A classe trabalhadora já produz os alimentos deste país. A Primera Línea nos ensina que a questão da segurança não pode ser administrada por uma polícia corrupta e repressora, que só serve para representar os interesses da classe dominante colombiana. O setor da saúde neste país, na medida em que atende, não o faz pelo nível de investimento das EPSs ou do Estado, mas pelo trabalho incansável das enfermeiras e dos trabalhadores médicos que receberam o pior tratamento possível durante esta pandemia (a negação de insumos, a falta de investimento na infraestrutura do setor da saúde).

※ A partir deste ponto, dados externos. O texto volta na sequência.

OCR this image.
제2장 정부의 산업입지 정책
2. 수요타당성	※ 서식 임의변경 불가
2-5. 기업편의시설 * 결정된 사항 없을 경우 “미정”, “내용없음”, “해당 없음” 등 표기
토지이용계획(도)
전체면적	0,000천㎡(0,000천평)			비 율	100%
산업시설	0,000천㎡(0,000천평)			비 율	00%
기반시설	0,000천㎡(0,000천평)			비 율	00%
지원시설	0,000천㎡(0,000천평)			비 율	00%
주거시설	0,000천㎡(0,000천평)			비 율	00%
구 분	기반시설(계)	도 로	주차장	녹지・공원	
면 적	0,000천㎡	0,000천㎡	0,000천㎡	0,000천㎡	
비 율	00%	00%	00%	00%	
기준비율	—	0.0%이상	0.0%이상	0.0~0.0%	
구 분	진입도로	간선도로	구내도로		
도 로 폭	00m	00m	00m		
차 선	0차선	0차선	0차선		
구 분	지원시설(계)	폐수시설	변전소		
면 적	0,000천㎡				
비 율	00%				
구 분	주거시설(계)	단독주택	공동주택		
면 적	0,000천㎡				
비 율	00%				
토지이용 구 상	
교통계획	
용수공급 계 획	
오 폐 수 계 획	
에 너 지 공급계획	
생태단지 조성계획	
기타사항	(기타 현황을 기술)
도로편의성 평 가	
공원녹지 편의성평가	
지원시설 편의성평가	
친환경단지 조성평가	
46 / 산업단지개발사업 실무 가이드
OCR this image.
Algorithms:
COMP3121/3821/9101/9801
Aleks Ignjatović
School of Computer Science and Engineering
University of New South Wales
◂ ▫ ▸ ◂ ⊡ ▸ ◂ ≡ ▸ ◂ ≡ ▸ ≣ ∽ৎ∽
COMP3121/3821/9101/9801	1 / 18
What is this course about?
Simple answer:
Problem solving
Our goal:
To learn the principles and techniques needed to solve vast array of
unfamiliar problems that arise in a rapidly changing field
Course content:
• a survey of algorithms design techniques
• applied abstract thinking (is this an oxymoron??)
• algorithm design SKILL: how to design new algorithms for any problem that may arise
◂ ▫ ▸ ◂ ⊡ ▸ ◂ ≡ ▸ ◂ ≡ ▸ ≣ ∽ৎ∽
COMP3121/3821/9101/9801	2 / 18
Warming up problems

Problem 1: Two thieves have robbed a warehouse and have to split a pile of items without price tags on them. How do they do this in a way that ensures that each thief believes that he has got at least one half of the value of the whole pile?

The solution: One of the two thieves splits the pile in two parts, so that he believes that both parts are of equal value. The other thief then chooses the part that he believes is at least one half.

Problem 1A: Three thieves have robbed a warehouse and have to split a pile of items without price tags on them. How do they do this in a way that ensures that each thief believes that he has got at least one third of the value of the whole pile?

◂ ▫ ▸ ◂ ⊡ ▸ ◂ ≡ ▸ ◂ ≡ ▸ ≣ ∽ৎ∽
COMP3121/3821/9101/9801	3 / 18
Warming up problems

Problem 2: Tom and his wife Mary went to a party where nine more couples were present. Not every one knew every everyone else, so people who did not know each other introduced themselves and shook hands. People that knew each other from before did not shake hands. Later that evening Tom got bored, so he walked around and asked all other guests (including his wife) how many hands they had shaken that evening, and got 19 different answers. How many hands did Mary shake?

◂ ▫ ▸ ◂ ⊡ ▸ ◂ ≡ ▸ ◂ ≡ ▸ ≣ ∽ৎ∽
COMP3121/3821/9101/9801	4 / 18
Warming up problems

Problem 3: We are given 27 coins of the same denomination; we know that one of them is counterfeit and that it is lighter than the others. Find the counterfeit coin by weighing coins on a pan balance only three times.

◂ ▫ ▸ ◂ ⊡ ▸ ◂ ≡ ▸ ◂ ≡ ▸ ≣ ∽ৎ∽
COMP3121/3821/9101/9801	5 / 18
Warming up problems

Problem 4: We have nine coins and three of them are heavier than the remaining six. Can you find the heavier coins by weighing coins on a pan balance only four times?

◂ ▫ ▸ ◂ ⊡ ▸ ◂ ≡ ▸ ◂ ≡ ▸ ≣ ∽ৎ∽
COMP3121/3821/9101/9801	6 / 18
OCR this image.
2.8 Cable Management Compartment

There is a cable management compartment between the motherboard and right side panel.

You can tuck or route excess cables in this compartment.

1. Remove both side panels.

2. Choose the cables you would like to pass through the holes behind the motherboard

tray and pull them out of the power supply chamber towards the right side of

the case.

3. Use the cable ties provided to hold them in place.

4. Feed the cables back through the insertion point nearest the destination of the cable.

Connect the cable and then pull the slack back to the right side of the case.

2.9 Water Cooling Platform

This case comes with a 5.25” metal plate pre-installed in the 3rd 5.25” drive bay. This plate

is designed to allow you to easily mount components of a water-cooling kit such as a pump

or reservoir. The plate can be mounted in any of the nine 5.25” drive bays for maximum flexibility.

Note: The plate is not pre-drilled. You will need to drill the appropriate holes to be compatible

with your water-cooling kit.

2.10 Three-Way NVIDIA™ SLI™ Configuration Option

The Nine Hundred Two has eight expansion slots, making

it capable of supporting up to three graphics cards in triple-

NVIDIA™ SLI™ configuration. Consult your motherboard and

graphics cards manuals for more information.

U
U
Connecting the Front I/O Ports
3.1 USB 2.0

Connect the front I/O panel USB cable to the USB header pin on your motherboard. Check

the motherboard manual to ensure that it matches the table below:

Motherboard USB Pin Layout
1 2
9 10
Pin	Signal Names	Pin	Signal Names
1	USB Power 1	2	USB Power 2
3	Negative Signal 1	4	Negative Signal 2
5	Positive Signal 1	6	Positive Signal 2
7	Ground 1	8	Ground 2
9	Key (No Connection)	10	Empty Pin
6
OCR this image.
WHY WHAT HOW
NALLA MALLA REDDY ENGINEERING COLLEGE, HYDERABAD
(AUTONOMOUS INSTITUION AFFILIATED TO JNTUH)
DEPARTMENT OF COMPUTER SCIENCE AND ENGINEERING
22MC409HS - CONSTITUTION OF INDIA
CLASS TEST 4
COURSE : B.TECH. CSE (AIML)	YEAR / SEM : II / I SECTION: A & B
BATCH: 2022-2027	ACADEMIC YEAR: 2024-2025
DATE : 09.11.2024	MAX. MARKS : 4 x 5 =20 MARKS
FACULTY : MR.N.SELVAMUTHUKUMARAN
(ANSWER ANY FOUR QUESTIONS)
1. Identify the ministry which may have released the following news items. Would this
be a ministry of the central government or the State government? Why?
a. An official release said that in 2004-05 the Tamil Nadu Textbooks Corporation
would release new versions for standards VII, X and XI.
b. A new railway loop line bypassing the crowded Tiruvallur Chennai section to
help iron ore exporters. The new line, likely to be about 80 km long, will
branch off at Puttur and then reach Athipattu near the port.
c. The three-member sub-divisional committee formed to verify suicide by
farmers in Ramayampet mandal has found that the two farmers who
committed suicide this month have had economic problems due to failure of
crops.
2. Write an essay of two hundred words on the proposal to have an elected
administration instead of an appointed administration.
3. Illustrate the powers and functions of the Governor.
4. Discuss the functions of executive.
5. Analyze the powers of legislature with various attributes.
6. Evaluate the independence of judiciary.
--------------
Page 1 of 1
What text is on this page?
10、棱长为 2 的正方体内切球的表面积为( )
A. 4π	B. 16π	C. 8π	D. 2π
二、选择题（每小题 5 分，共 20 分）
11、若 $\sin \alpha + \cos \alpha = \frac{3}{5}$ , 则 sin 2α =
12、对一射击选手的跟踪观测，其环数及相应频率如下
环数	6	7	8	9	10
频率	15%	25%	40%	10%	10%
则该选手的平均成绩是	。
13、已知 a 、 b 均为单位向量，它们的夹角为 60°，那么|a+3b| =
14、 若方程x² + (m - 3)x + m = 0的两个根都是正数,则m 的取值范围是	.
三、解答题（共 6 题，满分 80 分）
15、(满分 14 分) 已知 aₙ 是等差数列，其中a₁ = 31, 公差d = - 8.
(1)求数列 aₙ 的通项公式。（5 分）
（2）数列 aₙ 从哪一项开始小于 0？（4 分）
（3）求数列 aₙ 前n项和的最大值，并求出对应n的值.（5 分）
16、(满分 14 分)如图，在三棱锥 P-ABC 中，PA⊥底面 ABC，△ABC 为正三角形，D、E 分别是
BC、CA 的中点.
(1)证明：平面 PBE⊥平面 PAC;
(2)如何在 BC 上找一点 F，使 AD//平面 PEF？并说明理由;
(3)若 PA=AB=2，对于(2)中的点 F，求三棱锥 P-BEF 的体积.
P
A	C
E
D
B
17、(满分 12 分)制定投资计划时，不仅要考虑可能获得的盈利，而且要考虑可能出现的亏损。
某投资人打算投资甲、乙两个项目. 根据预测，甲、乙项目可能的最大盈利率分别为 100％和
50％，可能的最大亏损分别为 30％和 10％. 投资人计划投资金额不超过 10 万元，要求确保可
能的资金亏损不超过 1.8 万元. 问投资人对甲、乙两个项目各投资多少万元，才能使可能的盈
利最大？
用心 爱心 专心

Quando vemos os problemas da Colômbia, fica claro que a única solução é que esta classe trabalhadora, tão criativa e oprimida, desafie abertamente pelo poder para criar uma sociedade melhor. Estas mobilizações estão sendo uma importante escola, que ensina à classe trabalhadora os métodos corretos e o caminho para a vitória, contudo, sem um programa, sem uma direção, o movimento sempre avançará com o pé no freio. O que propomos é, precisamente, remover os freios e chegar ao destino final proposto por estes acontecimentos: a vitória da classe trabalhadora com um programa que finalmente liberte a Colômbia das terríveis condições que criaram esta miséria.

  • Fora Duque e a classe que ele representa!
  • Viva a Paralisação Nacional! A luta continua!